When the dead battle the dead, as they do in this extravagant dark fantasy novel, overkill is to be expected. Virtually every scene in Cisco's (The Divinity Student
) intensely surreal opus runs too long or bogs down in meandering details. The slender plot follows the career path of Ella, a 15-year-old medical prodigy and ectoplasm specialist. Her work has earned her a position with Dr. Belhoria, a scientist in the Frankenstein mold whose latest project is "Mr. Bathyscape," a bizarre patient encased in a block of gelatin. Despite being semi-comatose, Bathyscape possesses "superabundant vitality" that makes him an ideal spirit medium.

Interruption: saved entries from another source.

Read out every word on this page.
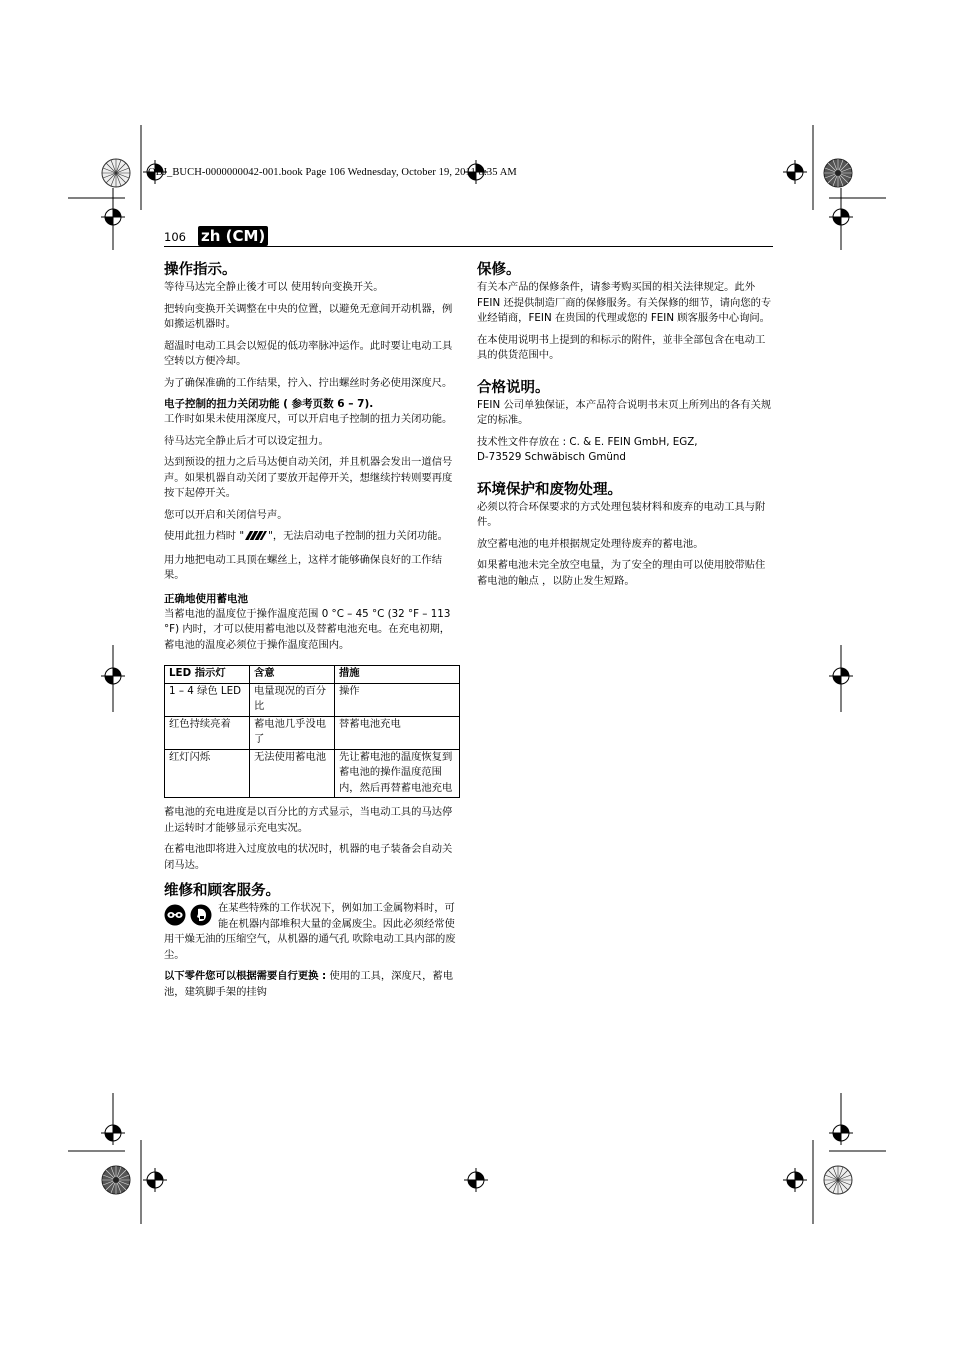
OBJ_BUCH-0000000042-001.book Page 106 Wednesday, October 19, 2011 8:35 AM
106 zh (CM)
操作指示。

等待马达完全静止後才可以 使用转向变换开关。

把转向变换开关调整在中央的位置，以避免无意间开动机器，例如搬运机器时。

超温时电动工具会以短促的低功率脉冲运作。此时要让电动工具空转以方便冷却。

为了确保准确的工作结果，拧入、拧出螺丝时务必使用深度尺。

电子控制的扭力关闭功能 ( 参考页数 6 – 7).

工作时如果未使用深度尺，可以开启电子控制的扭力关闭功能。

待马达完全静止后才可以设定扭力。

达到预设的扭力之后马达便自动关闭，并且机器会发出一道信号声。如果机器自动关闭了要放开起停开关，想继续拧转则要再度按下起停开关。

您可以开启和关闭信号声。

使用此扭力档时 " "，无法启动电子控制的扭力关闭功能。

用力地把电动工具顶在螺丝上，这样才能够确保良好的工作结果。

正确地使用蓄电池

当蓄电池的温度位于操作温度范围 0 °C – 45 °C (32 °F – 113 °F) 内时，才可以使用蓄电池以及替蓄电池充电。在充电初期，蓄电池的温度必须位于操作温度范围内。

LED 指示灯	含意	措施
1 – 4 绿色 LED	电量现况的百分比	操作
红色持续亮着	蓄电池几乎没电了	替蓄电池充电
红灯闪烁	无法使用蓄电池	先让蓄电池的温度恢复到蓄电池的操作温度范围内，然后再替蓄电池充电

蓄电池的充电进度是以百分比的方式显示，当电动工具的马达停止运转时才能够显示充电实况。

在蓄电池即将进入过度放电的状况时，机器的电子装备会自动关闭马达。

维修和顾客服务。

在某些特殊的工作状况下，例如加工金属物料时，可能在机器内部堆积大量的金属废尘。因此必须经常使用干燥无油的压缩空气，从机器的通气孔 吹除电动工具内部的废尘。

以下零件您可以根据需要自行更换 : 使用的工具，深度尺，蓄电池，建筑脚手架的挂钩

保修。

有关本产品的保修条件，请参考购买国的相关法律规定。此外 FEIN 还提供制造厂商的保修服务。有关保修的细节，请向您的专业经销商，FEIN 在贵国的代理或您的 FEIN 顾客服务中心询问。

在本使用说明书上提到的和标示的附件，並非全部包含在电动工具的供货范围中。

合格说明。

FEIN 公司单独保证，本产品符合说明书末页上所列出的各有关规定的标准。

技术性文件存放在 : C. & E. FEIN GmbH, EGZ,
D-73529 Schwäbisch Gmünd

环境保护和废物处理。

必须以符合环保要求的方式处理包装材料和废弃的电动工具与附件。

放空蓄电池的电并根据规定处理待废弃的蓄电池。

如果蓄电池未完全放空电量，为了安全的理由可以使用胶带贴住蓄电池的触点 ，以防止发生短路。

Dispatched on an exploratory mission to the underworld, his spiritual self is appropriated by a malignant entity called the Tyrant, who uses it to resurrect an army of dead souls that storms Heaven and Hell. Cisco sustains a mood of dreamy mystery for the novel's duration that makes even the ordinary minutiae of his characters' lives seem eerie by association. Ultimately, though, the barrage of grotesque imagery and baroque set pieces that fuel it becomes numbing and repetitive. There may not be another deathscape so powerfully or poetically envisioned in this year's fantasy fiction, but readers may feel that this narrative would have worked better as a novella or poem. (Jan.)
FYI:
Cisco's last novel,
The Divinity Student, won the 2000 International Horror Guild Award for best first novel.